MATERIAL FLOW ANALYSIS
Material Flow Analysis is a tool for understanding the scale of material flows through parts of society.
Material Flow Analysis helps link these flows to environmental impacts related to material extraction and production, and for exploring options to ensure materials are used efficiently.
There are three key tenets of MFA: 1. Materials; 2. Flow structure; 3. Analysis.
Materials: What different materials are present? How are these measured?
Flow structure: What is the underlying flow structure? How is this best visualised? How are data reconciled and uncertainty incorporated?
Analysis: What insight is gained about the material system?

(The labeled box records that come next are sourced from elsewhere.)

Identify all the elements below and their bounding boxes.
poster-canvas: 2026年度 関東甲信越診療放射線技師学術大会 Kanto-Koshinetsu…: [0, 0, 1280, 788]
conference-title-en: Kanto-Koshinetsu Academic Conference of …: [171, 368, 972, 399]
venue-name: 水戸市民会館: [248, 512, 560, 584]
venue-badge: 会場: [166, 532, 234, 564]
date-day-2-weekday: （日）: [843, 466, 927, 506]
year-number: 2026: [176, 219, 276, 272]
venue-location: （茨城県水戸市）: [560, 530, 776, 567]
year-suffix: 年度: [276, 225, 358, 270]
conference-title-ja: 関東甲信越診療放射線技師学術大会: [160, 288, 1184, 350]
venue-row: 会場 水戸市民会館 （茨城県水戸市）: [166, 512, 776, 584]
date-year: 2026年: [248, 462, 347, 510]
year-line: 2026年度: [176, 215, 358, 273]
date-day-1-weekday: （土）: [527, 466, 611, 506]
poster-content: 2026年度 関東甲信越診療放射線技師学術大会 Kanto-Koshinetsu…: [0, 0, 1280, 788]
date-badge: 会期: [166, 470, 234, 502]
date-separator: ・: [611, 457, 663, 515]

Together, these elements render MFA extremely useful for disentangling and demystifying complicated supply chains, letting us see where environmental impacts occur and where they can most effectively be mitigated.
SANKEY DIAGRAMS
A Sankey diagram is a visual representation of the inputs, flows, transformations, and outputs of a system or process.
The first official Sankey diagram was used to show the energy efficiency of a steam engine in 1898. However, before this, Charles Minard used a Sankey diagram to chart Napolean’s invasion of Russia in 1812.
In Engineering, they are often used to map the flows of energy, materials, or greenhouse gas emissions in industrial processes.
Sankey diagrams can helpfully demonstrate first law of thermodynamics – the conservation of mass and energy.
They can show us what resources are used to make products, and what happens to them throughout their journey from cradle to grave.
They help identify where byproducts and waste are produced in a system…
…where there are opportunities to use the available materials more efficiently…
…and where greater circularity might be pursued.
TRACEABILITY
Traceability is the ability to access specific information about a product captured and integrated with its recorded identification throughout the supply chain.
To execute traceability, a business operator groups raw materials and products as batches or lots and assigns them discrete identifiers.
The business operator uses the identifiers to record the transformations (e.g. mixing the batches) – noting their inputs, outputs and intrinsic characteristics.
All or part of the recorded information in the business operator is then transferred, with the product, to the next supply chain link.
This creates an information trail that allows us to follow the product movement within business operators and throughout the supply chain.
The traceability information can be used for various purposes such as:
– inventory management
– real time product quality monitoring
–quick recall of affected product lots
Traceability technologies have great potential to improve sustainable performance by reducing food loss.